Moreover, in line with previous literature, our correlational analyses did not show clear associations between subjective measures and the results of the PVT in our fibromyalgia patients. Regarding depression and anxiety, the absence of correlation with performance group fits the results of several studies [12,18,19], while other research has provided mixed or inconclusive findings [13,16,20], leading to the general conclusion that the affective symptoms could explain only a modest proportion of the variability in cognitive performance.

Similarly surprising was our null finding of correlations between cognitive impairment and other symptoms of the illness such as pain or sleep disturbance. In healthy participants, frontal areas are involved in the maintenance of vigilance [39], and managing pain while performing cognitive tasks consumes some of the resources required for processing other information [11]. Since both pain processing and high-level cognitive functions show neural overlapping in frontal areas [11,40-45], we expected to find a correlation between pain scores and the reaction times in the PVT. However, this relationship has been mainly found in studies where pain was measured just at the time of cognitive testing [16,17]. Thus, a possible explanation for the absence of correlation in the present and other studies [12,13] could be that the MPQ measures pain retrospectively. Therefore, future studies should include on-line measures of pain, for example, by an algometer.

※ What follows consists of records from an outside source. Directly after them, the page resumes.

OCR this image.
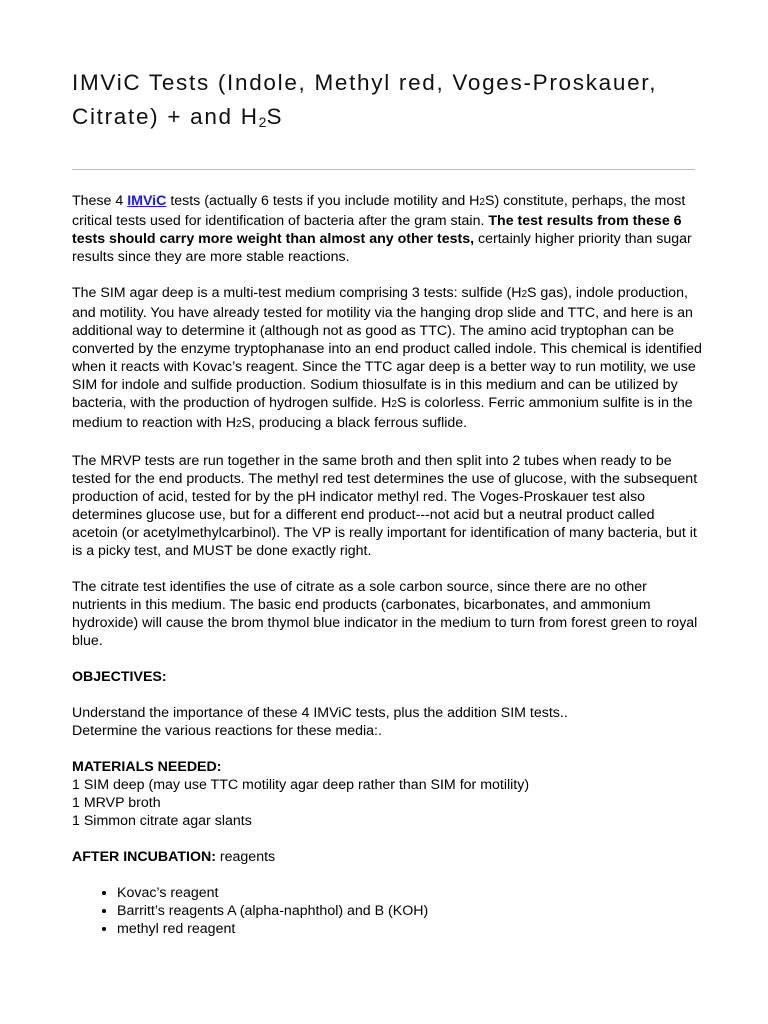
IMViC Tests (Indole, Methyl red, Voges-Proskauer,
Citrate) + and $H_2S$

These 4 IMViC tests (actually 6 tests if you include motility and H2S) constitute, perhaps, the most critical tests used for identification of bacteria after the gram stain. The test results from these 6 tests should carry more weight than almost any other tests, certainly higher priority than sugar results since they are more stable reactions.

The SIM agar deep is a multi-test medium comprising 3 tests: sulfide (H2S gas), indole production, and motility. You have already tested for motility via the hanging drop slide and TTC, and here is an additional way to determine it (although not as good as TTC). The amino acid tryptophan can be converted by the enzyme tryptophanase into an end product called indole. This chemical is identified when it reacts with Kovac’s reagent. Since the TTC agar deep is a better way to run motility, we use SIM for indole and sulfide production. Sodium thiosulfate is in this medium and can be utilized by bacteria, with the production of hydrogen sulfide. H2S is colorless. Ferric ammonium sulfite is in the medium to reaction with H2S, producing a black ferrous suflide.

The MRVP tests are run together in the same broth and then split into 2 tubes when ready to be tested for the end products. The methyl red test determines the use of glucose, with the subsequent production of acid, tested for by the pH indicator methyl red. The Voges-Proskauer test also determines glucose use, but for a different end product---not acid but a neutral product called acetoin (or acetylmethylcarbinol). The VP is really important for identification of many bacteria, but it is a picky test, and MUST be done exactly right.

The citrate test identifies the use of citrate as a sole carbon source, since there are no other nutrients in this medium. The basic end products (carbonates, bicarbonates, and ammonium hydroxide) will cause the brom thymol blue indicator in the medium to turn from forest green to royal blue.

OBJECTIVES:

Understand the importance of these 4 IMViC tests, plus the addition SIM tests..

Determine the various reactions for these media:.

MATERIALS NEEDED:

1 SIM deep (may use TTC motility agar deep rather than SIM for motility)

1 MRVP broth

1 Simmon citrate agar slants

AFTER INCUBATION: reagents

• Kovac’s reagent
• Barritt’s reagents A (alpha-naphthol) and B (KOH)
• methyl red reagent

Likewise, poor sleep quality or sleep deprivation impairs cognitive performance in tasks involving the prefrontal cortex [37,46-48] and vigilance as measured by the PVT [35,36,45]. Although sleep disturbance is an important complaint of fibromyalgia patients, the role of sleep on cognitive performance in FS had not been fully considered. Cote and Moldofsky [48] found that an index of poor sleep quality (more proportion of time in stage 1 of sleep) could predict slow speed of performance in FS. However, several studies on the association between attention and memory performance and selfreported sleep quality [16,18] did not find a relationship, which is in line with our results. Future research should therefore use different measures of sleep quality (e.g. polysomnography) and test larger clinical samples.

Fibromyalgia is a highly complex syndrome including alterations in physical, cognitive and affective dimensions. Although pain receives most attention by patients and health professionals due to its aversive character, we cannot leave aside that all the other symptoms are potentially dysfunctional, especially if we consider that every alteration may impact on the rest. The vigilance function has been scarcely investigated, despite being a pre-requisite for appropriate performance in most cognitive tasks, so its deterioration might significantly affect everyday life activities. Here we show for the first time a vigilance deficit in fibromyalgia through direct objective measures. Nevertheless, we further found that vigilance was actually preserved in a proportion of fibromyalgia patients. This finding suggests that individual differences in vigilance state should be considered when testing or training cognitive functions in this population. According to previous studies, vigilance performance may be affected by other symptoms of the syndrome, but our correlational data were not conclusive on this regard. Further research is then necessary to clarify the role of each symptom in the whole, so that more selective interventions could improve the quality of life in fibromyalgia patients.